27 February 2014

Samsung Unveils Galaxy S5 and Gear Fit, With a Focus on Simplicity


Samsung must have made a New Year’s resolution to stay more focused. The company has often been criticized for being gimmicky and loading as many features on its devices as it can — and for sparing no pennies in marketing them.
But its new flagship smartphone and smartwatch, both announced on Monday at a relatively subdued media event here at the Mobile World Congress, focus on being good at just a few things.
Samsung highlighted improved battery life and camera on its new smartphone, the Galaxy S5. For its new watch, the Gear Fit, Samsung focused on health-monitoring features.
“Our consumers do not want eye-popping technology or the most complex technology,” J. K. Shin, Samsung’s chief executive of mobile communications, said at the event. “What they want is durable design and performance. They want a simple yet powerful camera. They want faster yet seamless connectivity.”
To that end, Samsung said it had spent a lot of time making the Galaxy S5’s camera software smarter. It streamlined the photo-editing tools to make it easier to alter a photo after it has been taken. It also made some improvements to hardware and software to capture richer and more vivid colors.
And to expand battery life for the Galaxy S5, Samsung developed a power-saving mode, in which the screen display is in black and white and can run only a few apps that the user chooses, like email and Internet browsing. Samsung says this mode cuts power consumption in half. Continue.

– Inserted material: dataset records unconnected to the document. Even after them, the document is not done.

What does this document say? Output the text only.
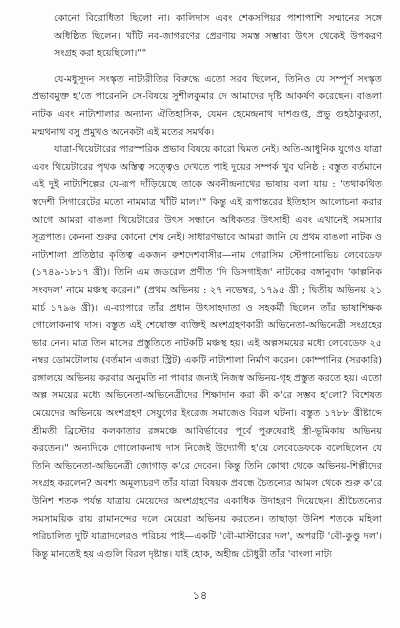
কোনো বিরোধিতা ছিলো না। কালিদাস এবং শেকসপিয়র পাশাপাশি সম্মানের সঙ্গে অধিষ্ঠিত ছিলেন। খাঁটি নব-জাগরণের প্রেরণায় সমস্ত সম্ভাব্য উৎস থেকেই উপকরণ সংগ্রহ করা হয়েছিলো।""

যে-মধুসূদন সংস্কৃত নাট্যরীতির বিরুদ্ধে এতো সরব ছিলেন, তিনিও যে সম্পূর্ণ সংস্কৃত প্রভাবমুক্ত হ'তে পারেননি সে-বিষয়ে সুশীলকুমার দে আমাদের দৃষ্টি আকর্ষণ করেছেন। বাঙলা নাটক এবং নাট্যশালার অন্যান্য ঐতিহাসিক, যেমন হেমেন্দ্রনাথ দাশগুপ্ত, প্রভু গুহঠাকুরতা, মন্মথনাথ বসু প্রমুখও অনেকটা এই মতের সমর্থক।

যাত্রা-থিয়েটারের পারস্পরিক প্রভাব বিষয়ে কারো দ্বিমত নেই। অতি-আধুনিক যুগেও যাত্রা এবং থিয়েটারের পৃথক অস্তিত্ব সত্ত্বেও দেখতে পাই দুয়ের সম্পর্ক খুব ঘনিষ্ঠ : বস্তুত বর্তমানে এই দুই নাট্যশিল্পের যে-রূপ দাঁড়িয়েছে তাকে অবনীন্দ্রনাথের ভাষায় বলা যায় : 'তথাকথিত স্বদেশী সিগারেটের মতো নামমাত্র খাঁটি মাল।'" কিন্তু এই রূপান্তরের ইতিহাস আলোচনা করার আগে আমরা বাঙলা থিয়েটারের উৎস সন্ধানে অধিকতর উৎসাহী এবং এখানেই সমস্যার সূত্রপাত। কেননা শুরুর কোনো শেষ নেই। সাধারণভাবে আমরা জানি যে প্রথম বাঙলা নাটক ও নাট্যশালা প্রতিষ্ঠার কৃতিত্ব একজন রুশদেশবাসীর—নাম গেরাসিম স্টেপানোভিচ লেবেডেফ (১৭৪৯-১৮১৭ খ্রী)। তিনি এম জডরেল প্রণীত 'দি ডিসগাইজ' নাটকের বঙ্গানুবাদ 'কাল্পনিক সংবদল' নামে মঞ্চস্থ করেন।" (প্রথম অভিনয় : ২৭ নভেম্বর, ১৭৯৫ খ্রী ; দ্বিতীয় অভিনয় ২১ মার্চ ১৭৯৬ খ্রী)। এ-ব্যাপারে তাঁর প্রধান উৎসাহদাতা ও সহকর্মী ছিলেন তাঁর ভাষাশিক্ষক গোলোকনাথ দাস। বস্তুত এই শেষোক্ত ব্যক্তিই অংশগ্রহণকারী অভিনেতা-অভিনেত্রী সংগ্রহের ভার নেন। মাত্র তিন মাসের প্রস্তুতিতে নাটকটি মঞ্চস্থ হয়। এই অল্পসময়ের মধ্যে লেবেডেফ ২৫ নম্বর ডোমটোলায় (বর্তমান এজরা স্ট্রিট) একটি নাট্যশালা নির্মাণ করেন। কোম্পানির (সরকারি) রঙ্গালয়ে অভিনয় করবার অনুমতি না পাবার জন্যই নিজস্ব অভিনয়-গৃহ প্রস্তুত করতে হয়। এতো অল্প সময়ের মধ্যে অভিনেতা-অভিনেত্রীদের শিক্ষাদান করা কী ক'রে সম্ভব হ'লো? বিশেষত মেয়েদের অভিনয়ে অংশগ্রহণ সেযুগের ইংরেজ সমাজেও বিরল ঘটনা। বস্তুত ১৭৮৮ খ্রীষ্টাব্দে শ্রীমতী ব্রিস্টোর কলকাতার রঙ্গমঞ্চে আবির্ভাবের পূর্বে পুরুষেরাই স্ত্রী-ভূমিকায় অভিনয় করতেন।" অন্যদিকে গোলোকনাথ দাস নিজেই উদ্যোগী হ'য়ে লেবেডেফকে বলেছিলেন যে তিনি অভিনেতা-অভিনেত্রী জোগাড় ক'রে দেবেন। কিন্তু তিনি কোথা থেকে অভিনয়-শিল্পীদের সংগ্রহ করলেন? অবশ্য অমূল্যচরণ তাঁর যাত্রা বিষয়ক প্রবন্ধে চৈতন্যের আমল থেকে শুরু ক'রে উনিশ শতক পর্যন্ত যাত্রায় মেয়েদের অংশগ্রহণের একাধিক উদাহরণ দিয়েছেন। শ্রীচৈতন্যের সমসাময়িক রায় রামানন্দের দলে মেয়েরা অভিনয় করতেন। তাছাড়া উনিশ শতকে মহিলা পরিচালিত দুটি যাত্রাদলেরও পরিচয় পাই—একটি 'বৌ-মাস্টারের দল', অপরটি 'বৌ-কুণ্ডু দল'। কিন্তু মানতেই হয় এগুলি বিরল দৃষ্টান্ত। যাই হোক, অহীন্দ্র চৌধুরী তাঁর 'বাংলা নাট্য

১৪
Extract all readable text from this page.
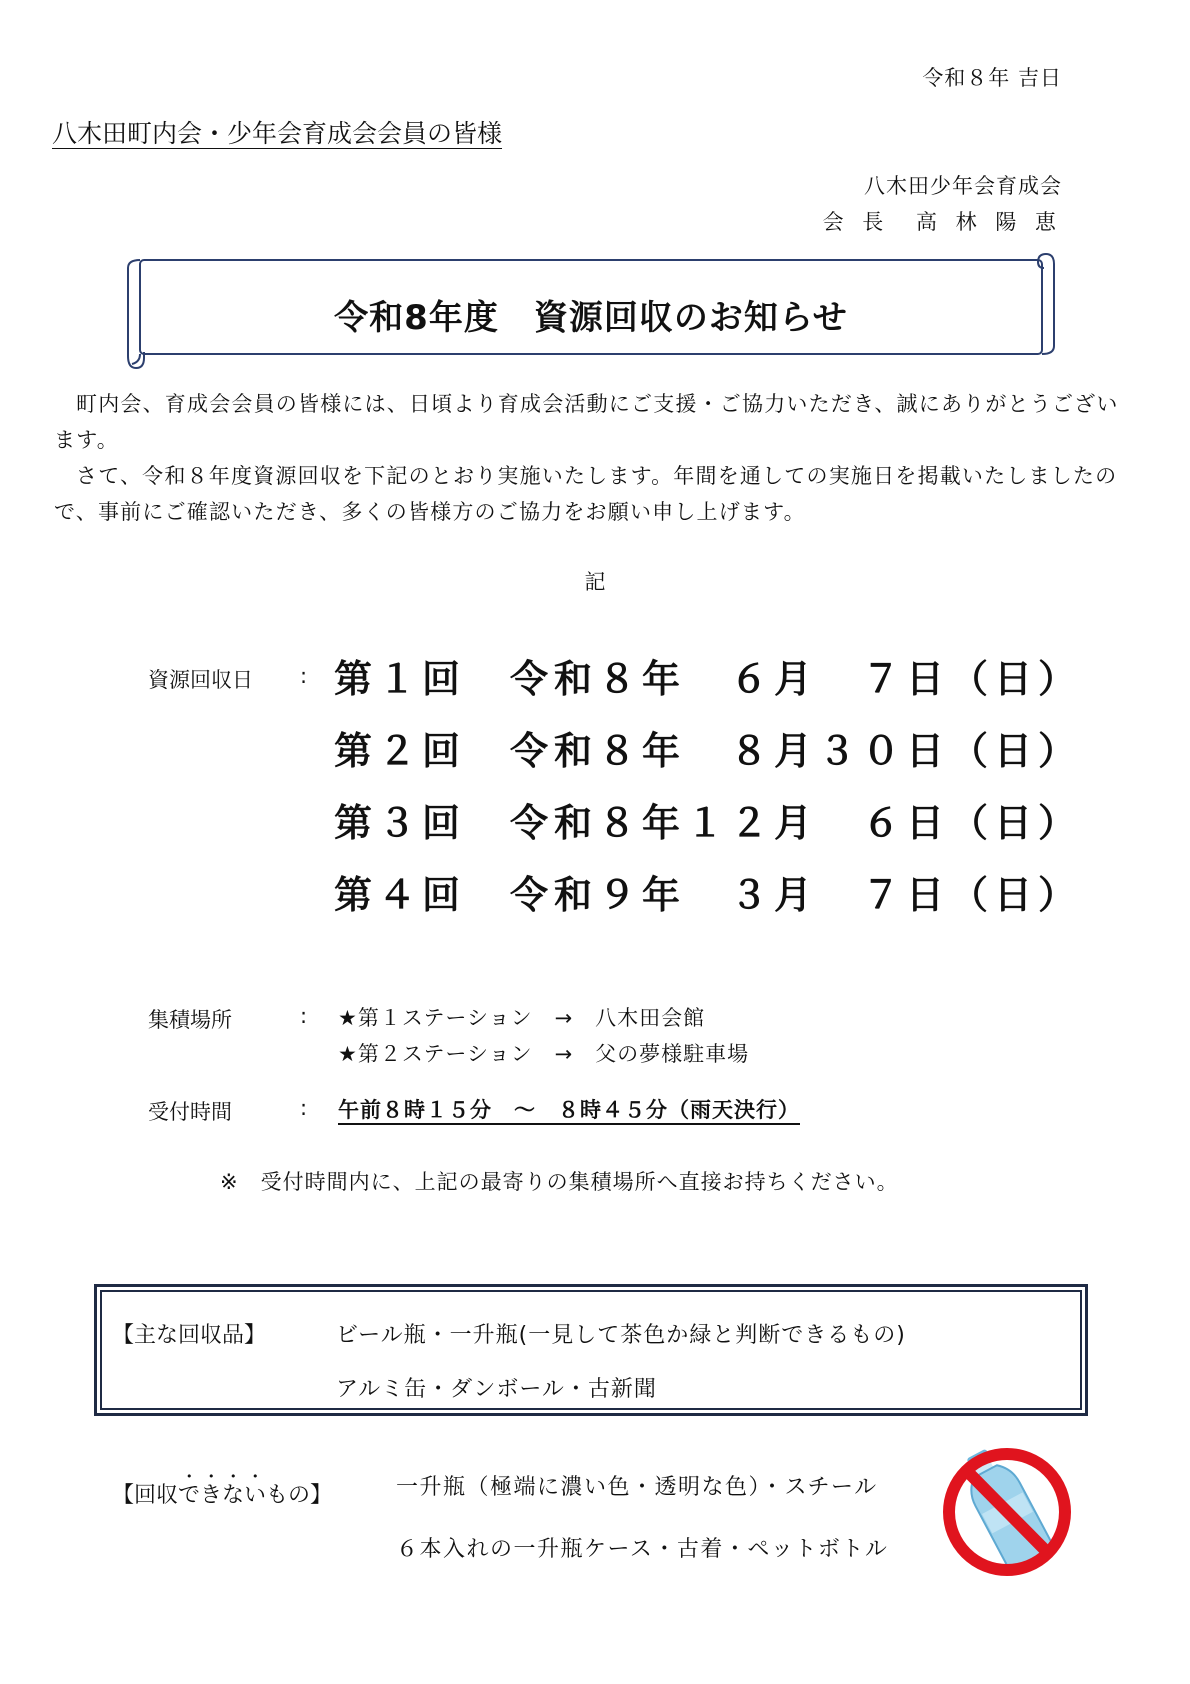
令和８年 吉日
八木田町内会・少年会育成会会員の皆様
八木田少年会育成会
会 長 高 林 陽 恵
令和8年度　資源回収のお知らせ

町内会、育成会会員の皆様には、日頃より育成会活動にご支援・ご協力いただき、誠にありがとうございます。

さて、令和８年度資源回収を下記のとおり実施いたします。年間を通しての実施日を掲載いたしましたので、事前にご確認いただき、多くの皆様方のご協力をお願い申し上げます。

記
資源回収日 : 第１回　令和８年　６月　７日（日）
第２回　令和８年　８月３０日（日）
第３回　令和８年１２月　６日（日）
第４回　令和９年　３月　７日（日）
集積場所	: ★第１ステーション　→　八木田会館
★第２ステーション　→　父の夢様駐車場
受付時間	: 午前８時１５分　～　８時４５分（雨天決行）
※　受付時間内に、上記の最寄りの集積場所へ直接お持ちください。
【主な回収品】	ビール瓶・一升瓶(一見して茶色か緑と判断できるもの)
アルミ缶・ダンボール・古新聞
【回収できないもの】	一升瓶（極端に濃い色・透明な色）・スチール
６本入れの一升瓶ケース・古着・ペットボトル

Mobile World Congress 2014
An annual event that showcases the latest devices, accessories and trends in the mobile industry.
The company has not yet announced prices for either product. But past Galaxy S phones have sold for at least $200 with a contract. Both are to be released around April.
Samsung’s last flagship phone, the Galaxy S4, did not sell as well as the company had expected, as its rival Apple regained ground at the high end of the smartphone market in recent months. It was unclear whether the disappointing performance of Samsung’s Galaxy S4 resulted from a highly saturated high-end smartphone market, a fading Galaxy S brand, or both.
While the Galaxy S phones are crucial for Samsung, the company firmly maintains its lead as the largest handset maker in the world. That is because it sells many different types of phones at different prices for various markets, from the low end to the high end.
By contrast, Apple’s iPhones are positioned as midtier and high-end phones. That is why even though Apple sells significantly fewer phones than Samsung, it makes the most profit. In the last quarter, Apple took more than three-quarters of all of the mobile industry’s profit, while Samsung took the rest, according to analysts.
The S4 was jam-packed with all kinds of new software features, like the ability to answer the phone by waving a hand above it, or the ability for the user to scroll down a screen by tilting his or her head. Critics panned many of the features, calling them technology for technology’s sake.
Jan Dawson, an independent telecom analyst for Jackdaw Research, said that Samsung’s strategy shift was “a recognition of the increasing maturity of the smartphone industry in particular, where we no longer see big leaps forward in core features.”
He added, “But it’s also disappointing to see Samsung so humbled by the relatively poor performance of the Galaxy S4 that it appears to have given up on inventing its own new ideas.”
The smartwatch Samsung announced on Monday, the Gear Fit, also has fewer features than its predecessor. It has a small, 1.84-inch curved touch screen. Like the exercise bands made by Nike and Fitbit, it can count a person’s steps. It also has a heart-rate sensor — an infrared light flashes on the user’s wrist to show when his or her blood vessels contract as the heart beats.

The Gear Fit lacks a camera, and does not run Google’s Android software system. Instead, it runs a bare-bones operating system that Samsung does not yet have a name for. Because the software is so lightweight, the watch is able to have a battery life of at least three days, according to Samsung, about triple the battery life of the Galaxy Gear.
The watch can also synchronize with some Samsung phones to receive text message and email notifications on the screen.
The new phone can do some other tricks, too.
It supports a new cellular data technology called carrier aggregation. The technology essentially allows the phone to download data from multiple radio channels simultaneously, instead of from just one channel, which can increase the speed of data transfer significantly.
Samsung said it also designed the new phone to be waterproof in up to a meter, or slightly more than a yard, of water, protecting the device from a waterlogged fate that has prematurely ruined cellphones of all stripes. Rubber seals embedded inside the case help protect the vital parts of the phone, like the battery and SIM card.
Although the company will almost certainly market the new phone aggressively, it has told analysts it would tighten the belt on its huge marketing budget for its mobile products this year. Samsung’s low-key introduction of these products on Monday, and two other smartwatches that it announced in a news release, is a reflection of that lower spending.
Still, a smaller budget does not necessarily mean small.
Samsung introduced the devices in front of a huge audience at the Mobile World Congress. Though the event was not as lavish as past presentations, the company hired a string orchestra to play a 10-minute prelude before the event started.